И в Галиции, и в русской Польше раввины давно уже не были рады хасидским ребе. Слишком уж те стали мешаться в их дела, настраивать против них хасидов, повсюду распихивать зятьев, родичей, собственных людей. В галицийских городах ребе не желали довольствоваться своим положением, им хотелось еще и раввинского почета. Мало кто из них мог разрешить хоть один религиозный вопрос, но это не было для них помехой: подобными делами занимались их ученые «няньки», а титул, деньги и почет доставались ребе. Своим «нянькам» они давали взамен лишь несколько рейнских гульденов.
Нешавский цадик доставлял раввинам больше всего беспокойства: он всюду пихал свое семейство. Их это страшно раздражало. Они давно имели на него зуб, а история с Йоше-телком их расшевелила. Теперь им не сиделось в мягких креслах.
Между раввинами, живущими по обе стороны границы, начали летать длинные послания с религиозными вопросами и ответами. Каждый подписывался пышным титулом, занимавшим до десяти строк мелким раввинским почерком. Начали эту переписку важные персоны, светила из больших городов, авторы многих книг.
Ученый муж из Перемышля по прозвищу Медвежий Рык первым послал письмо, полное премудростей, ученому мужу из Люблина, автору книги «Желанный Борух»[162].

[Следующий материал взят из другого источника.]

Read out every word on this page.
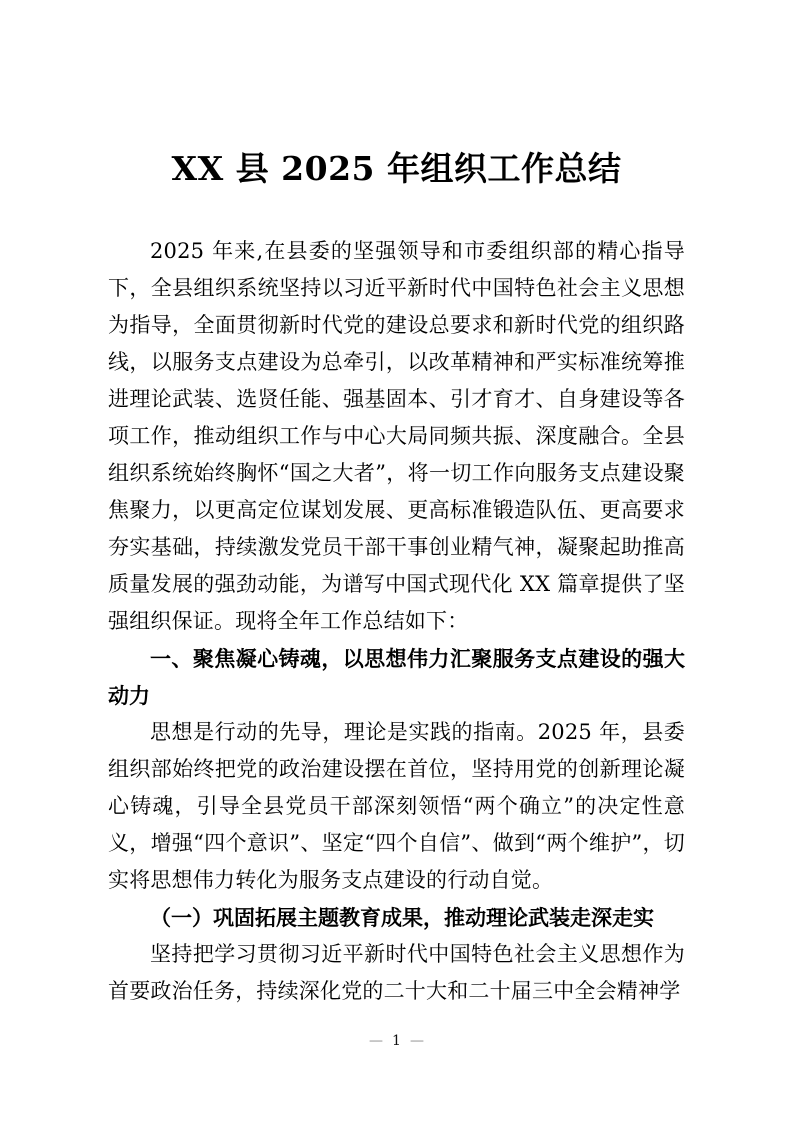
XX 县 2025 年组织工作总结

2025 年来,在县委的坚强领导和市委组织部的精心指导下，全县组织系统坚持以习近平新时代中国特色社会主义思想为指导，全面贯彻新时代党的建设总要求和新时代党的组织路线，以服务支点建设为总牵引，以改革精神和严实标准统筹推进理论武装、选贤任能、强基固本、引才育才、自身建设等各项工作，推动组织工作与中心大局同频共振、深度融合。全县组织系统始终胸怀“国之大者”，将一切工作向服务支点建设聚焦聚力，以更高定位谋划发展、更高标准锻造队伍、更高要求夯实基础，持续激发党员干部干事创业精气神，凝聚起助推高质量发展的强劲动能，为谱写中国式现代化 XX 篇章提供了坚强组织保证。现将全年工作总结如下：

一、聚焦凝心铸魂，以思想伟力汇聚服务支点建设的强大动力

思想是行动的先导，理论是实践的指南。2025 年，县委组织部始终把党的政治建设摆在首位，坚持用党的创新理论凝心铸魂，引导全县党员干部深刻领悟“两个确立”的决定性意义，增强“四个意识”、坚定“四个自信”、做到“两个维护”，切实将思想伟力转化为服务支点建设的行动自觉。

（一）巩固拓展主题教育成果，推动理论武装走深走实

坚持把学习贯彻习近平新时代中国特色社会主义思想作为首要政治任务，持续深化党的二十大和二十届三中全会精神学

— 1 —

«О великий светоч, — писал Медвежий Рык Желанному Боруху, — о могучий молот, дробящий жернова в пыль; о гора Синай, о единственный из поколения; сколь счастливы мы, что среди нас обретается прекраснейший на свете, величайший из великих; полка с мудрыми книгами, учитель всех детей в рассеянии, сокрушитель гор и скал, да сияет его свет вечно, раввин святой общины Люблина, матери народа Израилева, да возродится Сион, аминь».
После нескольких страниц, напичканных цитатами, намеками, акронимами[163], и все это — мелким изящным почерком, как пишут одни лишь разумники-миснагеды, Медвежий Рык добавил несколько оскорбительных строк о себе самом.
«Презренный червь, недостойный зваться человеком, — подписался он, — нищий знанием, ничтожнейший из ничтожных, малый ребенок, чадящая свеча, что гаснет в свете великого факела, автор сочинения „Медвежий рык“, раввин святой общины Перемышля».